The video of Kassig’s killing—the fifth such record distributed in recent months—underscores ISIS’s brutality. Obama’s condemnation of the murder as “an act of pure evil by a terrorist group that the world rightly associates with inhumanity” was accurate and appropriate.
But the gulf between the president’s eloquent words and his actions in confronting ISIS could not be wider. Nearly three months after the president pledged the destruction of the militant army, the sense of deep commitment is lacking. In fact, Obama seems far more comfortable waging war against his partisan opposites in the U.S. Congress than in confronting the “pure evil” of ISIS.
That’s why we have the minimalist strategy we currently are pursuing in the Middle East, in which the president promises “no boots on the ground,” while dispatching military advisers to work with the Iraqi army and Kurdish fighters, and relies on targeted air strikes to attack ISIS positions and assets.
Unfortunately, these tactics will almost certainly prove insufficient.
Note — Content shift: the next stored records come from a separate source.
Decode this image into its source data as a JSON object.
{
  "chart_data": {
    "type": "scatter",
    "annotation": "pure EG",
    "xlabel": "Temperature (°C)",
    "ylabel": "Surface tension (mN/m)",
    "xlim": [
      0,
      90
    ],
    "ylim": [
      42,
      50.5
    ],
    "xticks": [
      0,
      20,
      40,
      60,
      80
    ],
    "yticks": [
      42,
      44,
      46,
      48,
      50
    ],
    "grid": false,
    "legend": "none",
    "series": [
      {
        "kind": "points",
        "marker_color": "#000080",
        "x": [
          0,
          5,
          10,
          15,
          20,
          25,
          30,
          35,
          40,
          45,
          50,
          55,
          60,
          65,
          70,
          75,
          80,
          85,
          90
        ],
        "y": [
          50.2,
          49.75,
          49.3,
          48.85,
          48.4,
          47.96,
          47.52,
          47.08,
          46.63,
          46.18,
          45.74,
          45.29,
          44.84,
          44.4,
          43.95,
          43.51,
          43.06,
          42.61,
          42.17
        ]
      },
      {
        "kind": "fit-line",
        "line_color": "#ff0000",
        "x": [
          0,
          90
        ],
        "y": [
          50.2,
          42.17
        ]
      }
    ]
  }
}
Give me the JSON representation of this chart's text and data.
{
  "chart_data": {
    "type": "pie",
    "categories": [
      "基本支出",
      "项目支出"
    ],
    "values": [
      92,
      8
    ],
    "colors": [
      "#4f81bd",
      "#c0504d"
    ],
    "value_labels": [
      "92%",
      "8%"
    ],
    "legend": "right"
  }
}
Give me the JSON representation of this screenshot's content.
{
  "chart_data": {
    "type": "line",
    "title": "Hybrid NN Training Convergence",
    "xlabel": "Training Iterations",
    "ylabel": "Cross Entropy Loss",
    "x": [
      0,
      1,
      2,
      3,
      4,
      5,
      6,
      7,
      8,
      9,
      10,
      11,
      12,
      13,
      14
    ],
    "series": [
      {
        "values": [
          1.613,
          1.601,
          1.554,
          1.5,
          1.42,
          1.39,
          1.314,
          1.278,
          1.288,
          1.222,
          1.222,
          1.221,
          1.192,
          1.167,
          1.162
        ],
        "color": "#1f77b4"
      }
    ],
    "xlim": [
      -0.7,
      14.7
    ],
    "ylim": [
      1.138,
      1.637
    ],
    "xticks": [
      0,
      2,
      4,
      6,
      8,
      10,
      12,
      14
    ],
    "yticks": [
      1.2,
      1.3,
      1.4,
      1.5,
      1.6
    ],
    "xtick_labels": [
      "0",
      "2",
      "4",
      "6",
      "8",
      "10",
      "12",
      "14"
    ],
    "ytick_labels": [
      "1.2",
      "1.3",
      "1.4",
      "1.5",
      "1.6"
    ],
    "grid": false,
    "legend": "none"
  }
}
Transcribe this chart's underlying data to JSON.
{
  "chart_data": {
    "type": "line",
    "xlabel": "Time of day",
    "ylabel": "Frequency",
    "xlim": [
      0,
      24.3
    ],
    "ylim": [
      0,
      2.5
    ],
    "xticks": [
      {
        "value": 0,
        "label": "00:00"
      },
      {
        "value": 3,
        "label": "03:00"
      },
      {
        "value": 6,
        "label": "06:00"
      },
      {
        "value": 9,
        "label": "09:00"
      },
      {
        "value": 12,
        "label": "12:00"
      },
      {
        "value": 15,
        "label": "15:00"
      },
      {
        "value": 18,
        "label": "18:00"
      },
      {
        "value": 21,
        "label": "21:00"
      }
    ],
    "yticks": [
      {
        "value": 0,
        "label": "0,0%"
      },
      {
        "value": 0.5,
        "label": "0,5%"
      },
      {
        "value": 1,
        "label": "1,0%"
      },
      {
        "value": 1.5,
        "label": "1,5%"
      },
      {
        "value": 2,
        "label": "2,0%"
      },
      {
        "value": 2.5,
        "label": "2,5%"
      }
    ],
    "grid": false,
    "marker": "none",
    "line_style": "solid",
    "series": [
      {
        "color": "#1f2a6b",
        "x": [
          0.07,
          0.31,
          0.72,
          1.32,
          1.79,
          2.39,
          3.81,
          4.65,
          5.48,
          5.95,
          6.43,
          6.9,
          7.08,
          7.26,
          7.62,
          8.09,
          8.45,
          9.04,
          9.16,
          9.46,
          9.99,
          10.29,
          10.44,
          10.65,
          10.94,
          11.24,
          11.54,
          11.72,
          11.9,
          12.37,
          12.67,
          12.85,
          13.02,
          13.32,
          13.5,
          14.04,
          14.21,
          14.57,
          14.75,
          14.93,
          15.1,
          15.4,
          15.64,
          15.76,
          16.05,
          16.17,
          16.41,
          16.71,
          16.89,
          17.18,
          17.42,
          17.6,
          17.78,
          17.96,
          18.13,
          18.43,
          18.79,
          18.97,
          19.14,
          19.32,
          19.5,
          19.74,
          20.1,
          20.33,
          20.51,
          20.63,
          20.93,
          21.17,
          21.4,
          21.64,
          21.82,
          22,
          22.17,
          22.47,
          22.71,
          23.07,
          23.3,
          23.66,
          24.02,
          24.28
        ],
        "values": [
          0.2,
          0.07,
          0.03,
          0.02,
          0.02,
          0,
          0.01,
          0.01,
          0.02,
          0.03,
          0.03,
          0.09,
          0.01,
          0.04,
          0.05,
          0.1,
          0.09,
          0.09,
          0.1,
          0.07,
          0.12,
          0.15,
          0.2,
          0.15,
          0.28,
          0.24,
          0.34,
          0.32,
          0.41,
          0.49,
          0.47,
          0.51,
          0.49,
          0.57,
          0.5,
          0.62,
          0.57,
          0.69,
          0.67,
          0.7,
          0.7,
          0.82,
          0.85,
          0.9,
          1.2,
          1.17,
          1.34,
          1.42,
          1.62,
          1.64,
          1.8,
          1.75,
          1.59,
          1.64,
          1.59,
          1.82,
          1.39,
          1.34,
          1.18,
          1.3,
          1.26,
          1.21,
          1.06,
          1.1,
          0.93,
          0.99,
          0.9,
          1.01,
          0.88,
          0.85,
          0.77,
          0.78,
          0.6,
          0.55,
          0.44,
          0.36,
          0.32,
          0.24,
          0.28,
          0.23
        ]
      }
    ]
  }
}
ISIS has already had some success in adapting their tactics to avoid air strikes, in part by melting into civilian populations.
Meanwhile, the Obama administration has approved nearly 3,000 U.S. military personnel to advise in Iraq, making a mockery of his own declaration not to send troops. He’s sent roughly the same number of troops to Africa to combat the Ebola virus. It’s a reflection of the president’s misguided priorities that a primarily charitable public health mission rates a comparable troop commitment to what he sends to confront the forces of “pure evil.”
All the while, ISIS continues to find new recruits, including many young men and women from the west who are drawn to the movement’s jihadi purpose. Many of these will return to the United States, France, Great Britain and other western nations thoroughly radicalized, and will then pose a long-term threat at home.
And ISIS will continue to expand in the Middle East unless confronted—in fact, it’s already happening. A November 18 CNN report detailed the movement’s westward progress as ISIS sympathizers have taken control of the Libyan city of Derna, population 100,000, where the ISIS flag flies over public buildings and the football stadium has been converted as a site for public executions. Does that sound like a movement in decline?
Failing to neutralize ISIS now will have serious ramifications in the future as their movement gains territory, gathers more adherents and spreads its poisonous ideology more broadly.
Most combat veterans, myself included, will tell you that to fight in a war is a terrible thing. But the only thing worse than fighting a war is to wage a half-hearted strategy that serves only to embolden those who have dedicated themselves to the path of chaos and destruction.
That is the approach the Obama administration and our allies have chosen in Iraq and Syria—an approach that needs to be revised before we find ourselves facing a much more serious threat.
Sean Parnell, senior adviser to Concerned Veterans for America, is a retired U.S. Army Airborne Ranger who served in Afghanistan with the 10th Mountain Division, and the author of “Outlaw Platoon: Heroes, Renegades, Infidels, and the Brotherhood of War in Afghanistan.”